IrrigationNZ will be carrying out an irrigation efficiency testing programme in South Canterbury this summer to help farmers improve their irrigation management.
The programme operated last summer in Selwyn, and over the previous summer in Ashburton. Around 360 irrigation systems were tested through those two programmes. The checking programme is the first large scale independent trial of irrigation efficiency that has been carried out in New Zealand.
Most farms with irrigation will spend over $50,000 a year in water and electricity charges.
“Checking your irrigation system is operating efficiently is a good investment as even small adjustments to your irrigation operation will quickly add up to thousands in savings over a few irrigation seasons. Fixing faults can help you save water and reduce nutrient losses,” says Steve Breneger, IrrigationNZ’s Technical Project Manager, who is overseeing the project.
The testing programme is carried out by University scholarship students who have been trained to carry out bucket testing which checks showing whether systems are working correctly.
The results are then reviewed by Steve Breneger, an irrigation educator with over ten years’ experience in irrigation installation, maintenance and repairs, who makes recommendations on how to improve performance. Farmers receive a summary of the test results listing any key performance issues and actions that would improve irrigation performance.
“A key part of the project is that it provides farmers with a good picture of both how well their irrigation system is operating and also how they are managing it. Farmers are offered advice on what they could do to improve their irrigation performance or their management of their irrigation system,” Steve Breneger says.
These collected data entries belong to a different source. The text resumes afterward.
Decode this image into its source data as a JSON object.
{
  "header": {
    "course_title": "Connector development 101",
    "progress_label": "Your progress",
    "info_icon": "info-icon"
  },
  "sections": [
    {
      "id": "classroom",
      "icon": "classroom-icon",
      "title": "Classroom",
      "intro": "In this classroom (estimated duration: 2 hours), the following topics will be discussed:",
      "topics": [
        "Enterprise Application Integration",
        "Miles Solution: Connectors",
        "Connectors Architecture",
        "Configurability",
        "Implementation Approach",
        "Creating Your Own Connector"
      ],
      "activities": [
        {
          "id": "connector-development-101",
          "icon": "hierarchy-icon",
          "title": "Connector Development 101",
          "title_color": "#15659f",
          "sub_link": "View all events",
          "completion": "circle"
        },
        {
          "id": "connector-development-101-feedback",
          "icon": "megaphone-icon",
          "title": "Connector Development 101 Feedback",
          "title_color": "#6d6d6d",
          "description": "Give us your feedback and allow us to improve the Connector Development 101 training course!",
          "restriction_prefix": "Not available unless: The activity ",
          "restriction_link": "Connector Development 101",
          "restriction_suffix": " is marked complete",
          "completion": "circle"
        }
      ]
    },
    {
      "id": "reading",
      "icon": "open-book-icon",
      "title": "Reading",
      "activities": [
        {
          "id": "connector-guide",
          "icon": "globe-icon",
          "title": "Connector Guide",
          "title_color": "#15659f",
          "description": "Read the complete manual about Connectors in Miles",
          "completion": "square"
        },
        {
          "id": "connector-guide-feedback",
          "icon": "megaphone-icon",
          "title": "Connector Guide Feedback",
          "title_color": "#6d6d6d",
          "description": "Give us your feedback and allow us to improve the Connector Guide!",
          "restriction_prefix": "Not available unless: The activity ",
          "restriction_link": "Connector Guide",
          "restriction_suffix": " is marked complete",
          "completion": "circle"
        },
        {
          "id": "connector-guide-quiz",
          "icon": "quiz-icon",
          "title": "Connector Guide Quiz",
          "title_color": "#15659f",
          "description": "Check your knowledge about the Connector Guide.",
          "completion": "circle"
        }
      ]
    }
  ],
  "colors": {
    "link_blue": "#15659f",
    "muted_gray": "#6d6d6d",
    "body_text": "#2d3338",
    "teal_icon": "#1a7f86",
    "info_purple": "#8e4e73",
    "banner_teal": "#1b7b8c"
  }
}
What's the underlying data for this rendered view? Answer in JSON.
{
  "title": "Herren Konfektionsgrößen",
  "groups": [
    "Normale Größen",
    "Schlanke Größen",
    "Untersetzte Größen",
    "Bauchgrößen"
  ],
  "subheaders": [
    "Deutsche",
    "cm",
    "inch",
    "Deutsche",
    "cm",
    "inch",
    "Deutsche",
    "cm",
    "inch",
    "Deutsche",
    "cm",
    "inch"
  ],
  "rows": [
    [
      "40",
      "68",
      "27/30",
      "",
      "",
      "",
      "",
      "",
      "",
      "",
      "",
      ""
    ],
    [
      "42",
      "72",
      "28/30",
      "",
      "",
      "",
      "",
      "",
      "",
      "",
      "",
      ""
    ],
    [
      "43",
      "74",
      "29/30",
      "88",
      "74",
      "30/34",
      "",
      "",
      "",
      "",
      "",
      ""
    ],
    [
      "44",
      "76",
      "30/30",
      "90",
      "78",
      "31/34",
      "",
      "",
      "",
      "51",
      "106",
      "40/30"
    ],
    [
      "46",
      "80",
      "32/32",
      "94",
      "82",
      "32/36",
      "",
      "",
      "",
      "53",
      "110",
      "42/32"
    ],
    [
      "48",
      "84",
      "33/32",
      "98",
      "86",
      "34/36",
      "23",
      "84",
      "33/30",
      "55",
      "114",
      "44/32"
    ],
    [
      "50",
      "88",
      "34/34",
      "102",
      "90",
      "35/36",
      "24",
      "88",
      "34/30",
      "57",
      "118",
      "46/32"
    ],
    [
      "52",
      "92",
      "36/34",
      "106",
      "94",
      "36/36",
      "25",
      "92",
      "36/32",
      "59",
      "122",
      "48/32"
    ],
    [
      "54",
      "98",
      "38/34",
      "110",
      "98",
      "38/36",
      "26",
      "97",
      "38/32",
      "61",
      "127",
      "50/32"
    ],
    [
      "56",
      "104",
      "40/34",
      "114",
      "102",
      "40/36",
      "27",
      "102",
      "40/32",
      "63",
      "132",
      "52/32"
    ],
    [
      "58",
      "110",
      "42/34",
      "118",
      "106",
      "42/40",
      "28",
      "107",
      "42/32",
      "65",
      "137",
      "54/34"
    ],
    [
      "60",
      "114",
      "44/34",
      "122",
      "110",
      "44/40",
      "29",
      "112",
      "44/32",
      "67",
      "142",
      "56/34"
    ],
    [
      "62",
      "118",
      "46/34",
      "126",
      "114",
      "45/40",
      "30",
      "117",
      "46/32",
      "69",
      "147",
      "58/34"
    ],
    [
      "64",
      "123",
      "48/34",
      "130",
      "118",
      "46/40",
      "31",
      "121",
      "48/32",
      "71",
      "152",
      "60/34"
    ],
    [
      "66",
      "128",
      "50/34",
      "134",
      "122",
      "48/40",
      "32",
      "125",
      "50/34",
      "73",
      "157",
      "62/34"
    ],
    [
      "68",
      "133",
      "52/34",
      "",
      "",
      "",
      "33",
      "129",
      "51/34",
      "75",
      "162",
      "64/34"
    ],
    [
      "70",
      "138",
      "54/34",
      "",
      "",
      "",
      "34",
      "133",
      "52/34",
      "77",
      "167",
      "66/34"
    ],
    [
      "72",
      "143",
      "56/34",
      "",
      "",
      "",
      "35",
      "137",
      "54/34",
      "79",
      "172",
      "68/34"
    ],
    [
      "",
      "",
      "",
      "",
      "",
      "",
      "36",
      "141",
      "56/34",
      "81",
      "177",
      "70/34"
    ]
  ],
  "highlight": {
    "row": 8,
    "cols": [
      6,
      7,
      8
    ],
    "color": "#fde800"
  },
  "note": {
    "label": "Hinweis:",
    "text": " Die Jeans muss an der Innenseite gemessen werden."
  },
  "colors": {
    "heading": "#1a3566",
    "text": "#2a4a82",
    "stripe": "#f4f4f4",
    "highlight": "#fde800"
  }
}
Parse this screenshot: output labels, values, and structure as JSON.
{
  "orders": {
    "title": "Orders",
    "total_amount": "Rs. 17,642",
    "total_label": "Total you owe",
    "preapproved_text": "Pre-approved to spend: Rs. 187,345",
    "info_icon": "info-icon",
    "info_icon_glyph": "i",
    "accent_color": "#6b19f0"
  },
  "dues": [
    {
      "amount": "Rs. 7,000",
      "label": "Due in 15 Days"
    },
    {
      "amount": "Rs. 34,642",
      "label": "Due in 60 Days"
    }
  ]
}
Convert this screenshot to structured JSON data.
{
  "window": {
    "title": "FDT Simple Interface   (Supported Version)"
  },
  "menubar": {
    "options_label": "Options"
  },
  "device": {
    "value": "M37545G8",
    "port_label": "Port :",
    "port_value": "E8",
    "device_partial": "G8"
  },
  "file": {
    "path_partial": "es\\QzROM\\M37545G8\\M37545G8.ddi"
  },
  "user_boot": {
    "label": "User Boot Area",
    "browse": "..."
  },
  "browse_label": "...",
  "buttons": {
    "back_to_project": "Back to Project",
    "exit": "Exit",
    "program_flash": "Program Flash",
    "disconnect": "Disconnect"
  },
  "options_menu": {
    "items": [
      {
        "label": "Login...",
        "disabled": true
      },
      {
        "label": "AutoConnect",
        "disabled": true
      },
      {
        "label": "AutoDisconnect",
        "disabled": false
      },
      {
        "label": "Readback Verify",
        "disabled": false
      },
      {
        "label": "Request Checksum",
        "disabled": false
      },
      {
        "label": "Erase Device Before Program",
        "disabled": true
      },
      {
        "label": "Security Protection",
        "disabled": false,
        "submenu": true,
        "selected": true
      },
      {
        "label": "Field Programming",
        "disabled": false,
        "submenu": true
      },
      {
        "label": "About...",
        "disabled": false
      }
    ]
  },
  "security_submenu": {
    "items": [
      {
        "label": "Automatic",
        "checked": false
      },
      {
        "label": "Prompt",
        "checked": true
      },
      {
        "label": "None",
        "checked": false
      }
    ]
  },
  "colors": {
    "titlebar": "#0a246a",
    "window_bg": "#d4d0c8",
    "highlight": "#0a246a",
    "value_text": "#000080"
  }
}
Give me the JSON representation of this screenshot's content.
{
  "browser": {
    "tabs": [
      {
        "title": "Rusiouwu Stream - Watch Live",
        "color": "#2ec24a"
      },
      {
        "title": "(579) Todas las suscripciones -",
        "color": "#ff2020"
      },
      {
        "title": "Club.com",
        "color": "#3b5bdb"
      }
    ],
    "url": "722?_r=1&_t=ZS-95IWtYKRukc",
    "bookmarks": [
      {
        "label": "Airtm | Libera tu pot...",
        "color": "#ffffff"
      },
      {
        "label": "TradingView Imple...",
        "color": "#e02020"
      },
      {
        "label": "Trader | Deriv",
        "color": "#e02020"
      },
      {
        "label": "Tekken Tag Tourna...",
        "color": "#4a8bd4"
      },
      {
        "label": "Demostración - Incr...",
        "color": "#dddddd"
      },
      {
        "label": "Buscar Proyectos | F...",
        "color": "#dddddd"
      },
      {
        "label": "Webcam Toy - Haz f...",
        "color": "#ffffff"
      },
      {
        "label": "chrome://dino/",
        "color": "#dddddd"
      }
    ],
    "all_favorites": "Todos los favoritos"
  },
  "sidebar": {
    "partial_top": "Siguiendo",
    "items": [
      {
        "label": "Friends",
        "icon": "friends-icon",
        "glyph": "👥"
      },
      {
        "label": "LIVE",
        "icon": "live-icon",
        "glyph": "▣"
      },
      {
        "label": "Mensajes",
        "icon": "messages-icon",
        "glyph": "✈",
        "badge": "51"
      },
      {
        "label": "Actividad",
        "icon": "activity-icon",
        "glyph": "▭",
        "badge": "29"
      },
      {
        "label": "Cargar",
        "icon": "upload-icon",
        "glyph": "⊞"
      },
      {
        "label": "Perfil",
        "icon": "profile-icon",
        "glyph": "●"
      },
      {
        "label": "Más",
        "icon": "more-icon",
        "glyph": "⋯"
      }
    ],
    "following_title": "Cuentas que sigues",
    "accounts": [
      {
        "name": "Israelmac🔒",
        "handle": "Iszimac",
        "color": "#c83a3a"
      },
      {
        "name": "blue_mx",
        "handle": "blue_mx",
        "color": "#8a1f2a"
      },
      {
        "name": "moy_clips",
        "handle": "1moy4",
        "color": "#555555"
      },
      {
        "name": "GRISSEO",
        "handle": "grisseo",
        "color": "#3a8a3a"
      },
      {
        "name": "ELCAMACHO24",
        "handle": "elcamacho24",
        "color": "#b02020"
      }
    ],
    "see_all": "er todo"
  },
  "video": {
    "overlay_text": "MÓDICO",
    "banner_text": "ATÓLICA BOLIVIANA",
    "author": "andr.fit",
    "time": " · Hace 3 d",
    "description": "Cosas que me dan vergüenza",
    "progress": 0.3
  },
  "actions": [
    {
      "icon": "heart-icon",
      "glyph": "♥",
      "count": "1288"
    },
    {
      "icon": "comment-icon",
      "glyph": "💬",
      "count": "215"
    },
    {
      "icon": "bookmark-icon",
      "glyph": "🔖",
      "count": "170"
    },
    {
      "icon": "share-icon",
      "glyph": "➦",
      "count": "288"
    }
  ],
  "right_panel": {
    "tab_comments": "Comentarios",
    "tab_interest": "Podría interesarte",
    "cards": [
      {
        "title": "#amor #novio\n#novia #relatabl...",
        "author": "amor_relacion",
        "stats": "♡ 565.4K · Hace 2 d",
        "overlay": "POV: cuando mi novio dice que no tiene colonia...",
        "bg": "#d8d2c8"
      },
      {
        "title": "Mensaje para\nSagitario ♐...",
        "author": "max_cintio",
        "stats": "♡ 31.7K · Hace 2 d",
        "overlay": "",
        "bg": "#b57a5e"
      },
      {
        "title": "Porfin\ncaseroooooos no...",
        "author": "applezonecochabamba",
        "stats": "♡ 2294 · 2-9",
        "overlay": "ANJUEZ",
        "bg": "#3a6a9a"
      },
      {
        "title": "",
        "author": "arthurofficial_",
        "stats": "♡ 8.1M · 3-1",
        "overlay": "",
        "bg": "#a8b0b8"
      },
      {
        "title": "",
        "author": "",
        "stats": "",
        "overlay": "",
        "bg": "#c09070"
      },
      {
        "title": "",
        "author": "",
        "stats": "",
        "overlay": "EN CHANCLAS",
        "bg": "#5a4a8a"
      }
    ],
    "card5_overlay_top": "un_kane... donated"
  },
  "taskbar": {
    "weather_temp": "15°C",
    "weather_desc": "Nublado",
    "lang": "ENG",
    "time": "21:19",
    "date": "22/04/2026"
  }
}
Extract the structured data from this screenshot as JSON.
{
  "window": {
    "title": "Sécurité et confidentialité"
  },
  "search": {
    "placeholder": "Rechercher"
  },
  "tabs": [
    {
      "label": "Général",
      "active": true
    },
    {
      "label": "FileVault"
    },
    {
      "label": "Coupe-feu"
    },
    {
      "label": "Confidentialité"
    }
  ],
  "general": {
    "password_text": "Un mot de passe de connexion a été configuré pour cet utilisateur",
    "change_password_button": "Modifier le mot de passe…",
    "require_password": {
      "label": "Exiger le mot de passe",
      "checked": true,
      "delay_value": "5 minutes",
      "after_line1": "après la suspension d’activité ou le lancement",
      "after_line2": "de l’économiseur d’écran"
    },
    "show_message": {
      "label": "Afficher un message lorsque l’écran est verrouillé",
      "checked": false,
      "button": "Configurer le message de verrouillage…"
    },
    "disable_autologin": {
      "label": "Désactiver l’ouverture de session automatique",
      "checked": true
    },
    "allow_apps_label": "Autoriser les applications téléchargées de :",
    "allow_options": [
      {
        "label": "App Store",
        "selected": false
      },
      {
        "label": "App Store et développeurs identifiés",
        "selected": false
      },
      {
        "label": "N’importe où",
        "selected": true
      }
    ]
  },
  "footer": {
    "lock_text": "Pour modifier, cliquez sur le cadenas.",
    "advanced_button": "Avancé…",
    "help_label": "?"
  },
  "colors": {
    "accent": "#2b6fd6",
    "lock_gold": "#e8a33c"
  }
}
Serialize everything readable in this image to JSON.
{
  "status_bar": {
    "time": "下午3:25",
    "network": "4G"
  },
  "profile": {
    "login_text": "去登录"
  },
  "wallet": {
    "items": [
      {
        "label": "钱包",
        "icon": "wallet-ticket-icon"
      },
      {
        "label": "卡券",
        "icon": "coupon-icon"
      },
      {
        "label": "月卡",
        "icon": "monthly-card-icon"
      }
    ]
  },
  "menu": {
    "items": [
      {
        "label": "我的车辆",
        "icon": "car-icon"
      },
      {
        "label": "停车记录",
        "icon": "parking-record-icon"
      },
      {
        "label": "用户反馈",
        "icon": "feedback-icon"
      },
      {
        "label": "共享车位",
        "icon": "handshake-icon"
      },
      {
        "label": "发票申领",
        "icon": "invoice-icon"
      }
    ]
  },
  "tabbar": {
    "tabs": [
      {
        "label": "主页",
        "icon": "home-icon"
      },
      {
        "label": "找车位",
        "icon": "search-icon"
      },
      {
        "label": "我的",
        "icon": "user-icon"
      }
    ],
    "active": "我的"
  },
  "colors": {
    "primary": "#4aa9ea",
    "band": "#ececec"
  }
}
The testing carried out in Ashburton found that older irrigation systems performed more poorly than newer systems. In Selwyn the programme found that many newer systems were not operating well which highlighted the importance of commissioning irrigation systems to check their performance before they were handed over to farmers to operate.
In both districts, most farmers were using resources such as soil moisture monitoring tools to help them identify when they needed to irrigate.
The testing programme is being carried out until mid-February and will cover properties between the Waitaki and Rangitata River. Farmers need to register to be part of the programme. This can be done online at www.irrigationnz.co.nz/events. All irrigation system types can be tested except for border dyke irrigation.
The programme is supported by DairyNZ, Environment Canterbury, the Foundation for Arable Research, Fonterra, Oceania Milk, Opuha Water, Morven Glenavy Ikawai (MGI) Irrigation Company, Landcare Research and Federated Farmers.
Support from these organisations allows the testing programme to be carried out at a subsidised rate.